That is a much cleaner version. I didn't even know you could write it out like that...

That would work in a different situation, but the readings are under not over, .78 and 99.7.

Thank you all for providing your time in showing me many solutions so far. Much appreciated.

@surepic Whichever way or combination I end up reconciling the readings I will definitely follow your lead in coding style. Looks cleaner and easier to read.

While looking over your example I'm guessing I could use "(out < .9)" and "(out > 99)".

The float is not that important, but I think something in this direction will work out.

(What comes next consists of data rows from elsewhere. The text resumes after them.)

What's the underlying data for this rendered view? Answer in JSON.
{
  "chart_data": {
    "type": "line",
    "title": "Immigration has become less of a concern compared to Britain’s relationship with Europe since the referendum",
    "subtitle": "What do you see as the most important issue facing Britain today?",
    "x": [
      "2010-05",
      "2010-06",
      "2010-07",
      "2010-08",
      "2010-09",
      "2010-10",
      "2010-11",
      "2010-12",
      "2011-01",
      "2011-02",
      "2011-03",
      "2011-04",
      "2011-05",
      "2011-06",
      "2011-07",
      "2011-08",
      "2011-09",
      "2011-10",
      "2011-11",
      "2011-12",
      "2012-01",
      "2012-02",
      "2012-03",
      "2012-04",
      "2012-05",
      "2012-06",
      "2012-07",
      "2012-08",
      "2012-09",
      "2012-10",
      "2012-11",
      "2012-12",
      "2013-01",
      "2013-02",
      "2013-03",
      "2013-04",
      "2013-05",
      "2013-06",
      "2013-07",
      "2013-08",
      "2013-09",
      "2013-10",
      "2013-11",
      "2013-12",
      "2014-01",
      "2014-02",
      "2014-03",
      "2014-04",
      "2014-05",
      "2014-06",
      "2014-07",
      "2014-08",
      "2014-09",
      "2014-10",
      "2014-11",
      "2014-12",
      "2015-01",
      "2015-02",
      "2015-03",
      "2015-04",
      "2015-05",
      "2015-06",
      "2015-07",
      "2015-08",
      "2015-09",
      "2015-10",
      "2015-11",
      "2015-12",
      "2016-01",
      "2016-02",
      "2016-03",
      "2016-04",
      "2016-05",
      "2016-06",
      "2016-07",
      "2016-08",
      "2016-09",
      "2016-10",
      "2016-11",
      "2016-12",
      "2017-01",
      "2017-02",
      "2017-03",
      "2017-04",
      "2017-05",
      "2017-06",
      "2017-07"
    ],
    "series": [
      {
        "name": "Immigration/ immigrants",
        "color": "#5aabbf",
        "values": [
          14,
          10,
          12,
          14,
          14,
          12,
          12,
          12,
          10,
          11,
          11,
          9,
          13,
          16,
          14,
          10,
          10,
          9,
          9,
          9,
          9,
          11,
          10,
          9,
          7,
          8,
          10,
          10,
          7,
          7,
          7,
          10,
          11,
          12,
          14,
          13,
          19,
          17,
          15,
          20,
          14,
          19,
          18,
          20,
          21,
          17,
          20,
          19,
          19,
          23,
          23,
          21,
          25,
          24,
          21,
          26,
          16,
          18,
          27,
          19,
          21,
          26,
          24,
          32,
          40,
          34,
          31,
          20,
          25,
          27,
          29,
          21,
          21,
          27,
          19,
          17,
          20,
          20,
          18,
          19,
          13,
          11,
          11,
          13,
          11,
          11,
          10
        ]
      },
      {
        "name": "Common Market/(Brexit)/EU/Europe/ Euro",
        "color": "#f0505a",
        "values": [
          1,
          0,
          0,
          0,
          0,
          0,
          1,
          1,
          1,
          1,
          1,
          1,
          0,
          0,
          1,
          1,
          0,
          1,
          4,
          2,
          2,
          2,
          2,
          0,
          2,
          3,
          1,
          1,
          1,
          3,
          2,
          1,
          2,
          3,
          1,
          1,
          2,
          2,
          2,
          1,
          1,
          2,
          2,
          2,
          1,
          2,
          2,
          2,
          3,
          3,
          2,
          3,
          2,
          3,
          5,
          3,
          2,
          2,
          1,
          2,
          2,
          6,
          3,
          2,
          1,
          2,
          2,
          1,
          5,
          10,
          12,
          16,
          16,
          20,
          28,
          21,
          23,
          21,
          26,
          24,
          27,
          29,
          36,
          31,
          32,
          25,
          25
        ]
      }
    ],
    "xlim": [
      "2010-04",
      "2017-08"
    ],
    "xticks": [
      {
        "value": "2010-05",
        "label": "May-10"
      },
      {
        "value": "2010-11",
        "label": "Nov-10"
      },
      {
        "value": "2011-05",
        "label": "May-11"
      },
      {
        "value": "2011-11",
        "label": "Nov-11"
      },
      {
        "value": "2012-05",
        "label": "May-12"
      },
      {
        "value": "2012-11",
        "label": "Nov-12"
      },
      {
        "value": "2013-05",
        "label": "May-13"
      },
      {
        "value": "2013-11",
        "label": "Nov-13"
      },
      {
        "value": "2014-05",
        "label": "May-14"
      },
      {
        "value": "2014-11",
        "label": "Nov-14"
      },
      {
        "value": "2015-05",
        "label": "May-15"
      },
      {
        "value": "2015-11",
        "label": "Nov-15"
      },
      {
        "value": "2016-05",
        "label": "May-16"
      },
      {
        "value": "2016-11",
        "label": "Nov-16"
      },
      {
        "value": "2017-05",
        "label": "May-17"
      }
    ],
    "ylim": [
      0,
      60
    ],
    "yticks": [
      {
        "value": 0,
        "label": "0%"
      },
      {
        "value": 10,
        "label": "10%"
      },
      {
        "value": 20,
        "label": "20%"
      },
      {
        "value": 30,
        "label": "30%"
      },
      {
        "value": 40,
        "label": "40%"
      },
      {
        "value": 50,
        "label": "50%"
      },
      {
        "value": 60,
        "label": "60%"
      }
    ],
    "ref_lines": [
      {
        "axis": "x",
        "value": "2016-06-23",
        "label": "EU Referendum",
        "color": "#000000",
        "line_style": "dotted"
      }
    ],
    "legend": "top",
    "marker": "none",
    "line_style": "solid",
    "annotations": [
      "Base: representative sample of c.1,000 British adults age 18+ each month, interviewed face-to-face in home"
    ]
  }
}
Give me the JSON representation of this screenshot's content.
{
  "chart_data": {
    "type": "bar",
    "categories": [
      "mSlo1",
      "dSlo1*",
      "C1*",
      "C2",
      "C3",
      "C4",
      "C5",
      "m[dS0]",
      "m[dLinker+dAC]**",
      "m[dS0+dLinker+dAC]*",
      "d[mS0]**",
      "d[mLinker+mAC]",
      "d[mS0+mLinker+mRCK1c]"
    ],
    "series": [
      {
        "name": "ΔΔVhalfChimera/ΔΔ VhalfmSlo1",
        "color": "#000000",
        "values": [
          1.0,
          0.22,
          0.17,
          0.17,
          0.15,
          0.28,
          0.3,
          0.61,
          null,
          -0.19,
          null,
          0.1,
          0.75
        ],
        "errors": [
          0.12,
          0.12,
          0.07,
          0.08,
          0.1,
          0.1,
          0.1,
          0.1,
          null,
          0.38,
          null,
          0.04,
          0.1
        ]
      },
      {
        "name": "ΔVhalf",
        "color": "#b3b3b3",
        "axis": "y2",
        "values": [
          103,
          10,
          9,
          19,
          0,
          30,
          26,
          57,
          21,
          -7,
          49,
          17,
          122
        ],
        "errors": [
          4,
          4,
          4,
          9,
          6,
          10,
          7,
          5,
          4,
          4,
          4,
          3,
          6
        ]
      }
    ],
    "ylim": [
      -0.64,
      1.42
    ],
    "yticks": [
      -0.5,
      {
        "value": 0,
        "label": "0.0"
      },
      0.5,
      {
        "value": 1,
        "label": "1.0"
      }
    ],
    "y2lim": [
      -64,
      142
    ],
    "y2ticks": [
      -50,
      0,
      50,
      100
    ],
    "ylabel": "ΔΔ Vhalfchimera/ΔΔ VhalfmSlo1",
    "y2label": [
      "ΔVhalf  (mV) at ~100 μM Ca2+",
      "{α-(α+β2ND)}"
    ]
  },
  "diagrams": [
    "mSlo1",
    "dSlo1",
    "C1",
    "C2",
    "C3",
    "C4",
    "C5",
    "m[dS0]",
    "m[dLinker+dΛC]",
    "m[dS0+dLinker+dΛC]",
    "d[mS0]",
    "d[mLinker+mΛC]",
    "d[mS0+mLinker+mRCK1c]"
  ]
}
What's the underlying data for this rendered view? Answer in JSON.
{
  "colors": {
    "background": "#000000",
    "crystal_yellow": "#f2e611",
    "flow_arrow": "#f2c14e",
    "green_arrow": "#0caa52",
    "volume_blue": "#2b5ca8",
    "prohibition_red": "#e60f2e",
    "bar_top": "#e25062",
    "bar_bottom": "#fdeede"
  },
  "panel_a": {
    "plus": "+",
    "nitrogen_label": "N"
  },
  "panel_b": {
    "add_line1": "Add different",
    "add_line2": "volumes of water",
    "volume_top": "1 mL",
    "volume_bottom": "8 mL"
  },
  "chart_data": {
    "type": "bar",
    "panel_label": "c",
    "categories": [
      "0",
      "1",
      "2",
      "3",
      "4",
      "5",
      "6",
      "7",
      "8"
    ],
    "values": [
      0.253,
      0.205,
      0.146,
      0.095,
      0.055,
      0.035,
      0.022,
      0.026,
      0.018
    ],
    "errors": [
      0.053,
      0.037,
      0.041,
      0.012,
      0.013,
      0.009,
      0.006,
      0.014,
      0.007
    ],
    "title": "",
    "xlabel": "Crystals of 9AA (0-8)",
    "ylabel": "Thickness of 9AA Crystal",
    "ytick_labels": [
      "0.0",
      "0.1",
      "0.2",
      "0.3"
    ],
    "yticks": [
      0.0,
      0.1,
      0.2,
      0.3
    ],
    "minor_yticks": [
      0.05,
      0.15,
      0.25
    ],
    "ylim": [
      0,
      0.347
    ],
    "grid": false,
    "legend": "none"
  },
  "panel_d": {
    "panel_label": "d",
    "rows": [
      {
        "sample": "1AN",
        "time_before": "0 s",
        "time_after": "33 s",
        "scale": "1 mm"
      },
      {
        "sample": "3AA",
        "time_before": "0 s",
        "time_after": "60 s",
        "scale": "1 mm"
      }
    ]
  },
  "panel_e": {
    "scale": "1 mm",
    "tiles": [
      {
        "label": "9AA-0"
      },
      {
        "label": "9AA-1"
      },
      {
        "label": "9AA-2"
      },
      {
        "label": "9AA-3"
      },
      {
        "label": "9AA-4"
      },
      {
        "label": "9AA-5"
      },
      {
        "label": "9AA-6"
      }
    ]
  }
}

I just “translated” your code to a bit concise version. Thats not the way i am writing code tho.
Regarding float that u worry about and division compiler sees that its a constant expression and makes it constant so even if u get rid of division and write a constant there there wont be any gains in code size or speed. If u can switch to ints then yes u will get some gains.
I would suggest making code smaller and fit into smaller ic i bet its possible to reduce whole code by 30-50%.
Havent done arduino programming for over 4 years :-)))

Arduino uno is overkill for that project.

I see your point if this was all that I was going to do with it, but I think "Arduino uno is overkill for that project." is not really correct in this case because this is not the end of the project, just an attempt of refinement for this section.

I am eventually incorporating a data logging shield and either an RF of WIFI option to transmit the data but I didn't think that was relevant to the issue at this point.

So, wouldn't I be limiting myself to walk away from the Uno board?

This will be in a new installation, so the sensor is not even installed on the tank yet.

If you think that way then u will never actually finish the project cos there will always be something to add and scale the project.

Better to define what that device will be doing and stick with it. Trust me i have gone thru scaling projects and at the end it was enormous waste of time cos the device was doing what it suppose to and by wasting time on new features didnt bring any new users or increase the sales.

So steps are what it should do then prototyping to make sure it runs perfectly then field testing then starting to cut on unnecessary parts and shrinking code to fit cheapest ic thats gonna do the job.

Want new features then think of version 2,3,4 etc.

Instead of converting from an integer analog reading to a floating-point voltage, it may be more helpful to convert from the integer analog reading to an integer percentage:

int percent = (readVal * 100ul) / 1023;
(Note: the '100' is made 'unsigned long' because multiplying any integer over 327 by 100 will overflow a signed 16-bit integer.)

Warning: 0.50 is not 10% of 5.15